Is there a way to programmatically set closeIdleSessions to true/false?
Basically I need to implement a “Keep me logged in” option when the user logs in. It seems the best way is to set the closeIdleSessions property of the session to false but I can’t find a way to set this during session initialization.
One possible way is to override the VaadinServlet.createDeploymentConfiguration() method and use my own class which extends DefaultDeploymentConfiguration and use it to replace the config during sessionInit(). But this seems like too much for such a simple thing. Is that the right way to do it?
There are multiple issues here. The problem we have is that the session timeout has to be customer configurable and the heartbeat must be adjusted accordingly. But the heartbeat can’t be changed programmatically. We’ve tried everything, including replacing the Service, Servlet and DeploymentConfiguration. You have to do all of those just to get the heartbeat value where it needs to go when not using the annotation. However, even though we can see that heartbeats are happening, via Firebug, the session times out anyway.
We are deploying to Tomcat 7 (Eclipse server and stand-alone). We are using the NIO / WebSockets support and Push mode is automatic. Java 7 and 8. Tried CloseIdleSessions true and false. Firefox, Chrome and IE. Vaadin 7.3.2.
Sessions time out no matter what, even with heartbeats being sent. Part of the problem is the Servlet Spec. Session timeout is too simplitic a solution. Interacting with the Vaadin components in the UI does not send service requests, which is what resets the session “timer”. The heartbeat is supposed to reset the timer. We’ve looked at that code and its sending a dummy page request and then intercepting the response and throwing it away so the browser stays on the same page. Interesting solution if it worked. It only works when using the annotation.
The heartbeat needs to be dynamically configurable. Our only alternative is to stop using the annotations and use web.xml for everything.
The answer is complicated. First you need to understand that page requests happen via a servlet request and that is the only thing that will reset the session timer (why I don’t like the Servlet Spec.). The heartbeat sends a page request and resets the timer, although we were unable to change the heartbeat programmatically. The heatbeat needs to happen at least once before the session timeout (better to have 3 heartbeats because that’s the default “missed hartbeats” test). You don’t want too many heartbeats with Push enabled because there is a potential “hang” problem and too many heartbeats seems to contribute to it. The hang happens randomly.

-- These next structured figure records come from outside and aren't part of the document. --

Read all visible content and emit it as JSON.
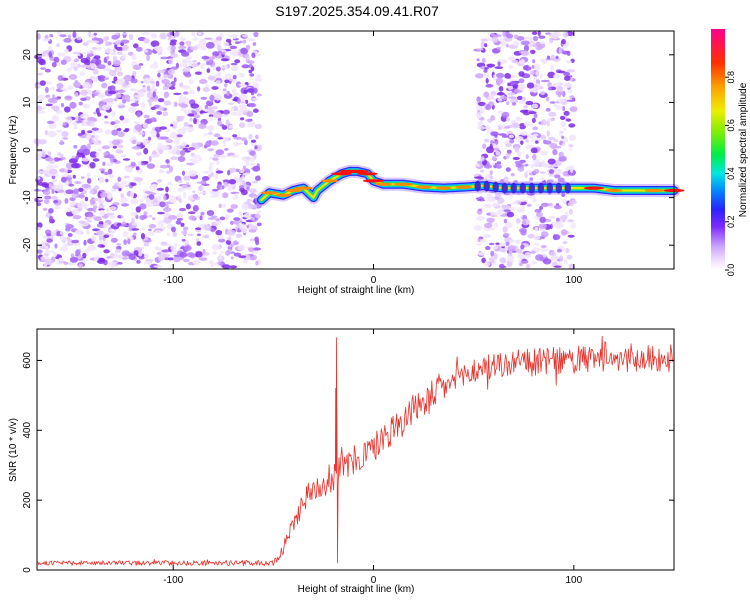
{
  "title": "S197.2025.354.09.41.R07",
  "chart_data": [
    {
      "type": "heatmap",
      "xlabel": "Height of straight line (km)",
      "ylabel": "Frequency (Hz)",
      "xlim": [
        -168,
        150
      ],
      "ylim": [
        -25,
        25
      ],
      "xticks": [
        -100,
        0,
        100
      ],
      "xtick_labels": [
        "-100",
        "0",
        "100"
      ],
      "yticks": [
        -20,
        -10,
        0,
        10,
        20
      ],
      "ytick_labels": [
        "-20",
        "-10",
        "0",
        "10",
        "20"
      ],
      "noise_regions": [
        [
          -168,
          -57
        ],
        [
          52,
          100
        ]
      ],
      "ridge": {
        "x": [
          -56,
          -52,
          -45,
          -40,
          -35,
          -30,
          -28,
          -22,
          -16,
          -12,
          -8,
          -3,
          0,
          5,
          15,
          25,
          35,
          45,
          55,
          65,
          75,
          85,
          97,
          100,
          110,
          120,
          130,
          140,
          150
        ],
        "freq": [
          -10.5,
          -9,
          -9.5,
          -8.5,
          -8,
          -10,
          -8.5,
          -6.5,
          -5,
          -4.5,
          -4.5,
          -5,
          -6.5,
          -7.2,
          -7.2,
          -7.8,
          -8,
          -7.8,
          -7.5,
          -8,
          -8,
          -8,
          -8,
          -8,
          -8,
          -8.5,
          -8.5,
          -8.5,
          -8.5
        ],
        "amplitude": [
          0.35,
          0.6,
          0.55,
          0.6,
          0.7,
          0.4,
          0.5,
          0.6,
          0.8,
          0.85,
          0.9,
          0.8,
          0.85,
          0.6,
          0.75,
          0.6,
          0.55,
          0.6,
          0.5,
          0.4,
          0.45,
          0.35,
          0.3,
          0.5,
          0.8,
          0.6,
          0.5,
          0.7,
          0.85
        ]
      },
      "colorbar": {
        "label": "Normalized spectral amplitude",
        "range": [
          0,
          1
        ],
        "ticks": [
          0.0,
          0.2,
          0.4,
          0.6,
          0.8
        ],
        "tick_labels": [
          "0.0",
          "0.2",
          "0.4",
          "0.6",
          "0.8"
        ]
      }
    },
    {
      "type": "line",
      "xlabel": "Height of straight line (km)",
      "ylabel": "SNR (10 * v/v)",
      "xlim": [
        -168,
        150
      ],
      "ylim": [
        0,
        690
      ],
      "xticks": [
        -100,
        0,
        100
      ],
      "xtick_labels": [
        "-100",
        "0",
        "100"
      ],
      "yticks": [
        0,
        200,
        400,
        600
      ],
      "ytick_labels": [
        "0",
        "200",
        "400",
        "600"
      ],
      "color": "#e8302a",
      "series": [
        {
          "name": "SNR",
          "trend_x": [
            -168,
            -50,
            -45,
            -40,
            -35,
            -30,
            -25,
            -20,
            -15,
            -10,
            -5,
            0,
            5,
            10,
            15,
            20,
            25,
            30,
            40,
            50,
            60,
            80,
            100,
            120,
            150
          ],
          "trend_y": [
            20,
            20,
            60,
            130,
            200,
            230,
            250,
            270,
            290,
            310,
            330,
            350,
            380,
            405,
            430,
            460,
            480,
            505,
            540,
            570,
            585,
            595,
            600,
            605,
            605
          ],
          "noise_x": [
            -168,
            -50,
            -40,
            -20,
            0,
            20,
            40,
            150
          ],
          "noise_amp": [
            6,
            8,
            30,
            45,
            45,
            45,
            40,
            40
          ],
          "spikes": [
            {
              "x": -18.5,
              "y": 665
            },
            {
              "x": -18.0,
              "y": 20
            },
            {
              "x": -18.9,
              "y": 520
            }
          ]
        }
      ]
    }
  ]
}
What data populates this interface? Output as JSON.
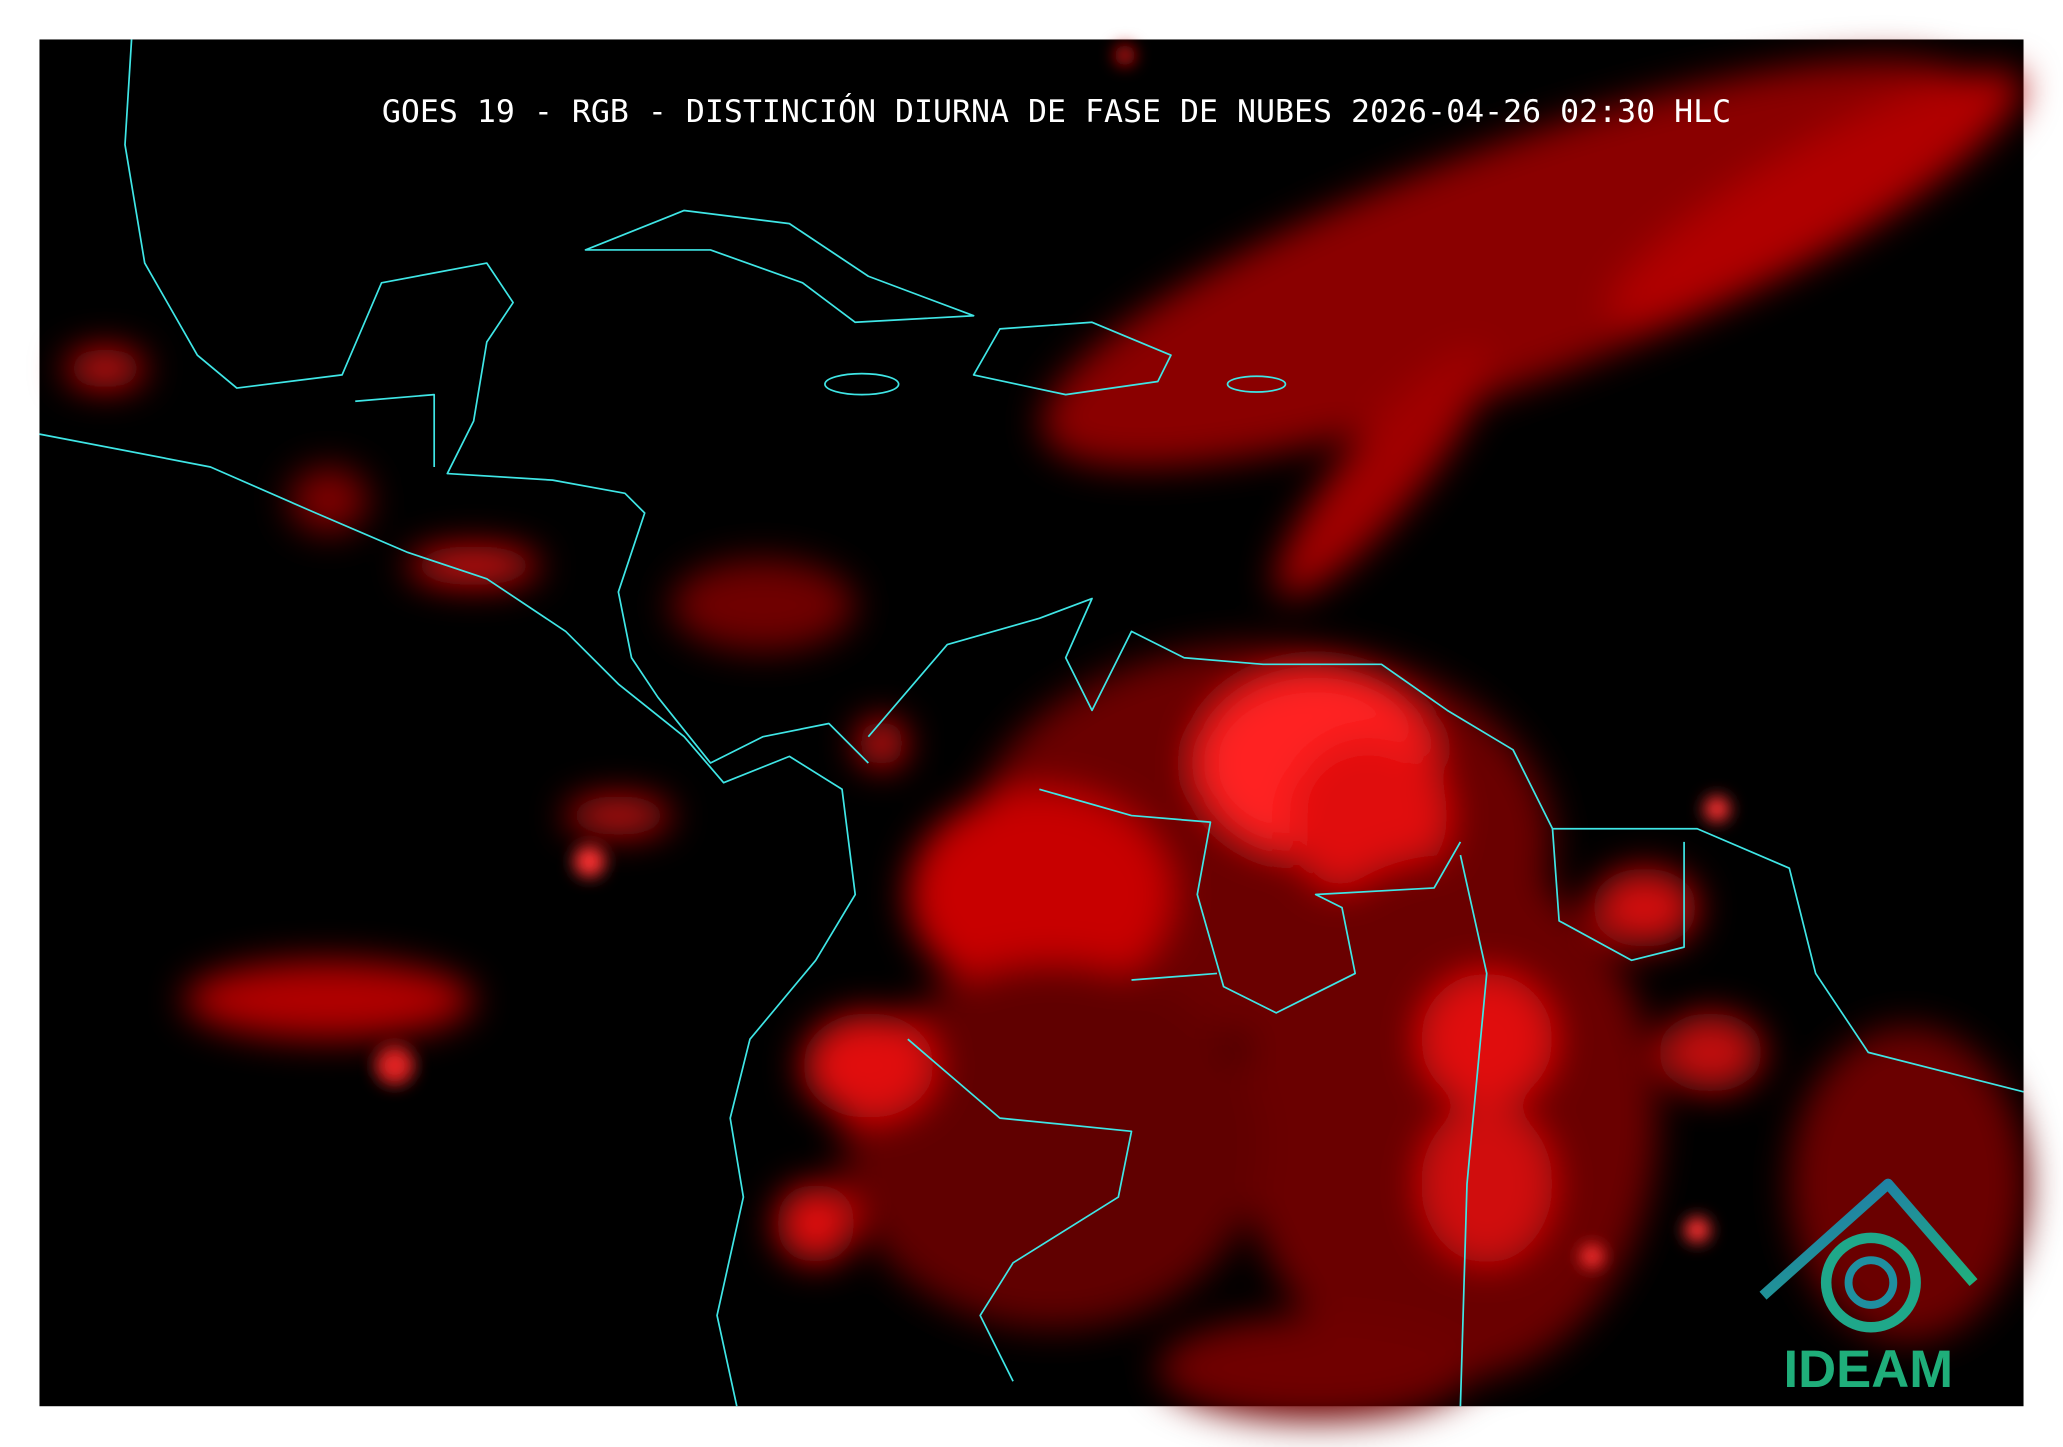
{
  "header": {
    "title": "GOES 19 - RGB - DISTINCIÓN DIURNA DE FASE DE NUBES 2026-04-26 02:30 HLC"
  },
  "logo": {
    "text": "IDEAM"
  }
}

Vaadin’s browser side components use “connectors” to talk to the server, via WebSockets, which does not reset the session timer, and the implementation has issues. Tomcat 7 and Push does not work reliably, partly for this reason, not necessarily Vaadin’s fault.
We have recently moved to the latest Vaadin 7.3.x and Tomcat 8, to fix some things related to Vaadin hanging, and you might give that a try. But we also abandoned trying to set the session timeout and heartbeat programmatically. We haven’t given up completely yet. When priorities allow we will try again with the new Vaadin, Atmosphere and Tomcat.

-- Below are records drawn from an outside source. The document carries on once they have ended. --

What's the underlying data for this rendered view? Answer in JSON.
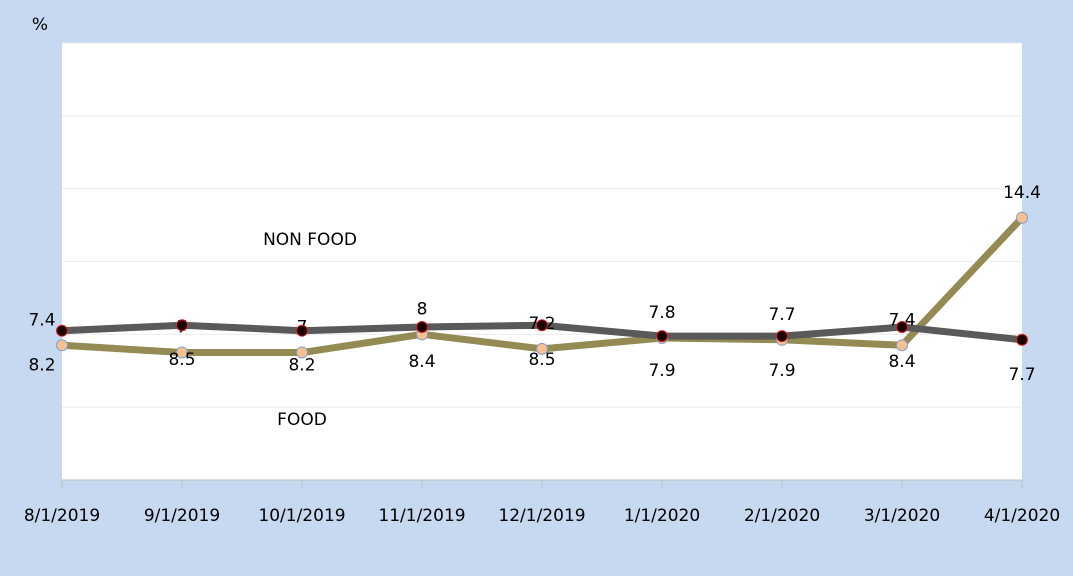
{
  "chart_data": {
    "type": "line",
    "y_label": "%",
    "categories": [
      "8/1/2019",
      "9/1/2019",
      "10/1/2019",
      "11/1/2019",
      "12/1/2019",
      "1/1/2020",
      "2/1/2020",
      "3/1/2020",
      "4/1/2020"
    ],
    "series": [
      {
        "name": "NON FOOD",
        "color": "#948a54",
        "values": [
          7.4,
          7.0,
          7.0,
          8.0,
          7.2,
          7.8,
          7.7,
          7.4,
          14.4
        ]
      },
      {
        "name": "FOOD",
        "color": "#595959",
        "values": [
          8.2,
          8.5,
          8.2,
          8.4,
          8.5,
          7.9,
          7.9,
          8.4,
          7.7
        ]
      }
    ],
    "ylim": [
      0,
      24
    ],
    "yticks": [
      0,
      4,
      8,
      12,
      16,
      20,
      24
    ],
    "grid": true
  }
}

We had to give up on Push completely due to our customers using virtual machine environments and Push hangs often when used in a VM. The complexity stems from the fact that you have Vaadin built on top of Atmosphere running inside Tomcat’s servlet implementation, and there are verified bugs in all 3. The Tomcat and Atmosphere developers have been trying to fix the ones we’ve identified, with some success. Some problems remain, however. Not sure what the Vaadin team is working on. We switched to “short polling” to get around the hang problem and that seems to be working 99.9% of the time.
I will look at our configuration and post it here. That might help.
This is still a vexing issue with websockets and sessions timing out.
Is there a bug with the HEARTBEAT requests? Are they going over HTTP as expected? Our session timeout is 30 minutes or 60 minutes, but we seem to fail sooner than that, and we often fail while the user is busy working the UI, and that’s not good.
We can see lots of heartbeat requests in the Tomcat access log, so it seems like they work at least sometimes.